Butenko Konstantin, Neudorfer Clemens, Dembek Till A, Hollunder Barbara, Meyer Garance M, Li Ningfei, Oxenford Simón, Bahners Bahne H, Al-Fatly Bassam, Lofredi Roxanne, Gordon Evan M, Dosenbach Nico U F, Ganos Christos, Hallett Mark, Jinnah Hyder A, Starr Philip A, Ostrem Jill L, Wu Yiwen, Zhang ChenCheng, Fox Michael D, Horn Andreas
Center for Brain Circuit Therapeutics, Department of Neurology, Brigham & Women's Hospital, Harvard Medical School, Boston, MA 02115.
Department of Neurosurgery, Massachusetts General Hospital, Harvard Medical School, Boston, MA 02114.
Proc Natl Acad Sci U S A. 2025 Jan 14;122(2):e2417617122. doi: 10.1073/pnas.2417617122. Epub 2025 Jan 8.
Deep brain stimulation is an efficacious treatment for dystonia. While the internal pallidum serves as the primary target, recently, stimulation of the subthalamic nucleus (STN) has been investigated. However, optimal targeting within this structure and its surroundings have not been studied in depth. Indeed, historical targets that have been used for surgical treatment of dystonia are directly adjacent to the STN. Further, multiple types of dystonia exist, and outcomes are variable, suggesting that not all types would profit maximally from the same target. Therefore, a thorough investigation of neural substrates underlying stimulation effects on dystonia signs and symptoms is warranted. Here, we analyze a multicenter cohort of isolated dystonia patients with subthalamic implantations ( = 58) and relate their stimulation sites to improvements of appendicular and cervical symptoms as well as blepharospasm. Stimulation of the ventral oral posterior nucleus of thalamus and surrounding regions were associated with improvements in cervical dystonia, while stimulation of the dorsolateral STN was associated with improvements in limb dystonia and blepharospasm.
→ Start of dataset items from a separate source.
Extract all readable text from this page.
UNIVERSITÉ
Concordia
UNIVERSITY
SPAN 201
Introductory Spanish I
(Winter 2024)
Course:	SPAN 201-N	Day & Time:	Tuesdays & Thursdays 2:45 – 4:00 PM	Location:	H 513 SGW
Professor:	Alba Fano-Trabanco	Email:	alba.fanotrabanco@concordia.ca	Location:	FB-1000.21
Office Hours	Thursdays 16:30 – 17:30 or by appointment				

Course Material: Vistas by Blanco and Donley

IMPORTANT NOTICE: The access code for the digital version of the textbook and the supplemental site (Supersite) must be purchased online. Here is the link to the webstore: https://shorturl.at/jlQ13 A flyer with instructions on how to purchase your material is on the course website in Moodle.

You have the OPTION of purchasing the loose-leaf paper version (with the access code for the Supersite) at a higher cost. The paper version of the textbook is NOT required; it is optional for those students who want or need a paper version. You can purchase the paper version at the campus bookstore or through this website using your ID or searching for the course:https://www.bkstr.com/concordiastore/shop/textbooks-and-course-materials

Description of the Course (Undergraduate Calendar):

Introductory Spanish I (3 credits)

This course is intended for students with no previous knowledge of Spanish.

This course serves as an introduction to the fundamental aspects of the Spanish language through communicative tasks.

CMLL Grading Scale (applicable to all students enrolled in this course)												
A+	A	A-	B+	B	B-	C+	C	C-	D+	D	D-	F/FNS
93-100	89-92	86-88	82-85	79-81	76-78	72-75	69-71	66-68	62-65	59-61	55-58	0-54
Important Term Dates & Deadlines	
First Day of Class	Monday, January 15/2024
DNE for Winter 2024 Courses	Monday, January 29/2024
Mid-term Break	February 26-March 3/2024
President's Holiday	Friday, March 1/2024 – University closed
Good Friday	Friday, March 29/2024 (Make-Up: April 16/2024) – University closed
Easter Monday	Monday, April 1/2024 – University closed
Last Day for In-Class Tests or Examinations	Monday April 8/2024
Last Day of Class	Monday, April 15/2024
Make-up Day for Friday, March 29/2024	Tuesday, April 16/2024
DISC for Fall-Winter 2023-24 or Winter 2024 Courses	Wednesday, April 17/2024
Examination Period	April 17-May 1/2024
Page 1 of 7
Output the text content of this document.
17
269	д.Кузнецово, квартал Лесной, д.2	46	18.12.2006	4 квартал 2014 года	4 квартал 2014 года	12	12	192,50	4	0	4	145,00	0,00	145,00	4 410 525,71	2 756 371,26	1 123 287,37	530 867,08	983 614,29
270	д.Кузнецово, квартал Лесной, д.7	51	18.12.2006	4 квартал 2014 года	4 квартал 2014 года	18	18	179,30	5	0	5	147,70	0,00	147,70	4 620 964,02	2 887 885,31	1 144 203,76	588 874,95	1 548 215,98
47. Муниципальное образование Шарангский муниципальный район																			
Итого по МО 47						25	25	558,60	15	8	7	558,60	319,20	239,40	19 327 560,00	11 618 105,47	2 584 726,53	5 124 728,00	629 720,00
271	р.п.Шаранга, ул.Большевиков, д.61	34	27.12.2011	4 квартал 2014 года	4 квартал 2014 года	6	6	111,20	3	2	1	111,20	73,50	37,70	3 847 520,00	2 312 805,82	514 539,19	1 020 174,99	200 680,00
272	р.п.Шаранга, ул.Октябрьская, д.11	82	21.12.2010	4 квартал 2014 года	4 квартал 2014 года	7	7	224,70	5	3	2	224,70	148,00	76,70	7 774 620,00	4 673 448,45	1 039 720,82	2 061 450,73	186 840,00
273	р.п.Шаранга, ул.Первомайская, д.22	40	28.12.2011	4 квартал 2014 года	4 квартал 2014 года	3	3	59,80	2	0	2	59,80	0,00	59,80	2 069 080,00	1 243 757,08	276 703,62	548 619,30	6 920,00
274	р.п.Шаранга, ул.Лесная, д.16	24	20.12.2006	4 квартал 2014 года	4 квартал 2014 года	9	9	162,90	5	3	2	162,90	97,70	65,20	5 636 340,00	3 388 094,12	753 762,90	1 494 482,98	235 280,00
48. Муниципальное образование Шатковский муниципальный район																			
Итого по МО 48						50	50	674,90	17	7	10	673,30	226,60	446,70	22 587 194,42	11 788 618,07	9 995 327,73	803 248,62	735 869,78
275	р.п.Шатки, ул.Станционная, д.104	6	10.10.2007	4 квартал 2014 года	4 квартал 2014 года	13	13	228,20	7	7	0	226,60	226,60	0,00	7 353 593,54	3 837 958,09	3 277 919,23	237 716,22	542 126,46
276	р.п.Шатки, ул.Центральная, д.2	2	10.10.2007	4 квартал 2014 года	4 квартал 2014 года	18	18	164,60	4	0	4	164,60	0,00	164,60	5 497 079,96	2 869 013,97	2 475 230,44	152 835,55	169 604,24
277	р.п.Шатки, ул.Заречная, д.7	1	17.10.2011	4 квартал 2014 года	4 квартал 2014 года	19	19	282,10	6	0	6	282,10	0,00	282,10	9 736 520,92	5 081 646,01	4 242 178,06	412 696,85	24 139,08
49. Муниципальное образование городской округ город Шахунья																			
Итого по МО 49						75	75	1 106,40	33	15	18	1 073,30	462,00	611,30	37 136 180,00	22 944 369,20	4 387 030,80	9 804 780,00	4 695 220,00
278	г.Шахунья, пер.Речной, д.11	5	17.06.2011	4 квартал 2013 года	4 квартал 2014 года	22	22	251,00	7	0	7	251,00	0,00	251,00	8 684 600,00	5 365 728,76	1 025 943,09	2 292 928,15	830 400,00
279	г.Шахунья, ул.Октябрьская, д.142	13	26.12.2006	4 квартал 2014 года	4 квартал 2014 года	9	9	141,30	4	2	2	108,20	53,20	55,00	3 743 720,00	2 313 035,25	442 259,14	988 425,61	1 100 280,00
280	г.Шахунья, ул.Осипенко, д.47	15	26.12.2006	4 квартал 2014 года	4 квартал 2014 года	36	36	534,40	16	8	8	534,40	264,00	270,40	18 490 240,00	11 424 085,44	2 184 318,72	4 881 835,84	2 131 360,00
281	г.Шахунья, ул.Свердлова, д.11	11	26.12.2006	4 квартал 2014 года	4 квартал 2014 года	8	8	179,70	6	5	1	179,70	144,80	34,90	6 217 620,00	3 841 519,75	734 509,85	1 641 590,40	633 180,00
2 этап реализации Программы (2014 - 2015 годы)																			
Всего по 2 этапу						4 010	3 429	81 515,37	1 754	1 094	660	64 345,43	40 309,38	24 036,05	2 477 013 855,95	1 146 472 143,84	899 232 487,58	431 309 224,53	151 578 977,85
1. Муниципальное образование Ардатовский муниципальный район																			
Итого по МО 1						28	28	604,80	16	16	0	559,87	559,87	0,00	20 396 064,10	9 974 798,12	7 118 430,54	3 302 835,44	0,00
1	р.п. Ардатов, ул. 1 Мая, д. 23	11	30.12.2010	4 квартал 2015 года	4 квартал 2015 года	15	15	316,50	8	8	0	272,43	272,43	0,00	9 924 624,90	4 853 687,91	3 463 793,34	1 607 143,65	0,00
This dissociation was matched by structural connectivity analysis, where the cerebellothalamic, corticospinal, and pallidosubthalamic tracts were associated with improvements of cervical dystonia, while hyperdirect and subthalamopallidal pathways with alleviation of limb dystonia and blepharospasm. On the level of functional networks, improvements of limb dystonia were associated with connectivity to the corresponding somatotopic regions in the primary motor cortex, while alleviation of cervical dystonia to the cingulo-opercular network. These findings shed light on the pathophysiology of dystonia and may guide DBS targeting and programming in the future.
脑深部电刺激是治疗肌张力障碍的一种有效方法。虽然内侧苍白球是主要靶点,但最近,对丘脑底核(STN)的刺激也进行了研究。然而,该结构及其周围区域的最佳靶点尚未得到深入研究。事实上,用于肌张力障碍手术治疗的历史靶点直接毗邻STN。此外,存在多种类型的肌张力障碍,且治疗结果各不相同,这表明并非所有类型的肌张力障碍都能从同一靶点中获得最大益处。因此,有必要对刺激对肌张力障碍体征和症状的影响所涉及的神经基质进行全面研究。在此,我们分析了一组多中心的孤立性肌张力障碍患者队列(n = 58),这些患者接受了丘脑底核植入,并将他们的刺激部位与肢体和颈部症状以及眼睑痉挛的改善情况相关联。刺激丘脑腹后外侧核及其周围区域与颈部肌张力障碍的改善相关,而刺激STN的背外侧与肢体肌张力障碍和眼睑痉挛的改善相关。这种分离与结构连接性分析结果相匹配,其中小脑丘脑束、皮质脊髓束和苍白球丘脑底核束与颈部肌张力障碍的改善相关,而超直接通路和丘脑底核苍白球通路与肢体肌张力障碍和眼睑痉挛的缓解相关。在功能网络层面,肢体肌张力障碍的改善与与初级运动皮层中相应躯体感觉区域的连接性相关,而颈部肌张力障碍的缓解与扣带回-岛叶网络相关。这些发现揭示了肌张力障碍的病理生理学机制,并可能为未来的脑深部电刺激靶点选择和程控提供指导。